When you need a completion adapter (for structured_completion) or a usage recovery adapter (for OpenRouter), wire them explicitly:

use lutum::Lutum;

// turn adapter + completion adapter + usage recovery + budget
let llm = Lutum::from_parts(turn_adapter, completion_adapter, recovery_adapter, budget);

The type-erased turn adapter (dyn TurnAdapter), completion adapter (dyn CompletionAdapter), and usage recovery adapter (dyn UsageRecoveryAdapter) are each injected separately. This lets you mix, e.g., a Claude turn adapter with an OpenRouter usage recovery adapter.

Streaming Pipeline

Lutum::text_turn(input)
  → TurnAdapter::stream(request)   [provider SSE → LlmEvent]
  → TextTurnReducer                [folds events into TextTurnState]
  → TextTurnResult                 [sealed when Completed event arrives]

The reducer accumulates text deltas, tool call deltas, usage, finish reason, and — critically — stores the CommittedTurn emitted inside the Completed event. Adapters never reduce; they translate provider wire format into LlmEvent.

You can consume the stream directly:

use futures::StreamExt as _;
use lutum::TextTurnEvent;

let mut stream = session.text_turn(&llm).stream().await?;

while let Some(event) = stream.next().await {
    match event? {
        TextTurnEvent::TextDelta(delta) => print!("{delta}"),
        TextTurnEvent::Completed(result) => {
            session.commit_text(result);
        }
        _ => {}
    }
}

Or collect the whole result at once with .collect().await?. The streaming path is always primary; collection is a thin wrapper around it.

Transcript Model

Lutum stores committed turns as exact, adapter-owned values — not as a canonical IR. This preserves provider-specific fields (thinking blocks, cache control, reasoning traces) for lossless same-adapter replay without any normalization step at commit time.

CommittedTurn

CommittedTurn = Arc<dyn TurnView + Send + Sync>

Each adapter (Claude, OpenAI) produces its own committed turn type (ClaudeCommittedTurn, OpenAiCommittedTurn) and implements TurnView + ItemView over it.

When a committed turn is added back into a ModelInput as ModelInputItem::Turn(committed_turn), the adapter:

  1. Tries committed_turn.as_any().downcast_ref::<ClaudeCommittedTurn>() for exact replay
  2. Falls back to TurnView/ItemView projection for cross-adapter turns

View Traits

Views are read-only, fine-grained accessors over committed turns:

Trait Provides
TurnView role(), iteration over items via ItemView
ItemView as_text(), as_tool_call(), as_reasoning(), as_refusal()

Views exist for inspection and user-driven reduction into application-specific models.
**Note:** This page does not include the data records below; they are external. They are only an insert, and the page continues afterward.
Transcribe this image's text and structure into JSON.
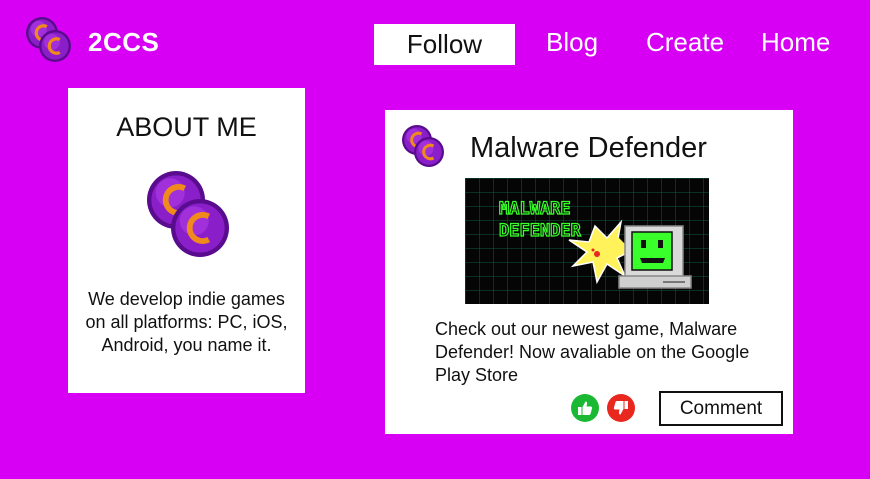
{
  "header": {
    "brand": "2CCS",
    "nav": {
      "follow": "Follow",
      "blog": "Blog",
      "create": "Create",
      "home": "Home"
    }
  },
  "about": {
    "title": "ABOUT ME",
    "text": "We develop indie games on all platforms: PC, iOS, Android, you name it."
  },
  "post": {
    "title": "Malware Defender",
    "image_lines": [
      "MALWARE",
      "DEFENDER"
    ],
    "text": "Check out our newest game, Malware Defender! Now avaliable on the Google Play Store",
    "comment_label": "Comment"
  },
  "colors": {
    "background": "#D700F5",
    "like": "#1BB833",
    "dislike": "#E8271E",
    "coin_purple": "#8A1FC9",
    "coin_orange": "#F08A1C"
  },
  "icons": {
    "logo": "coin-stack-icon",
    "like": "thumbs-up-icon",
    "dislike": "thumbs-down-icon"
  }
}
They are not the adapter's replay mechanism — replay always goes through the adapter with exact data.

If you want a portable application-specific IR (e.g. to store turns in a database), derive it from TurnView/ItemView in your own code.

ModelInput and ModelInputItem

ModelInput is the canonical request algebra — a flat ordered list of ModelInputItem values:

Variant Content
Message { role, content } User, system, or developer messages
Assistant(AssistantInputItem) Manually constructed assistant message items
ToolResult(ToolResult) Tool results following a tool-call turn
Turn(CommittedTurn) An exact adapter-owned committed turn at its natural position

The Turn variant is what makes context engineering precise: committed turns and new messages live in the same ordered list. [user_1, Turn_0, user_2, Turn_1] is representable by construction.

ModelInput and ModelInputItem do not implement Serialize/Deserialize. The canonical request algebra is an execution concern, not a persistence concern.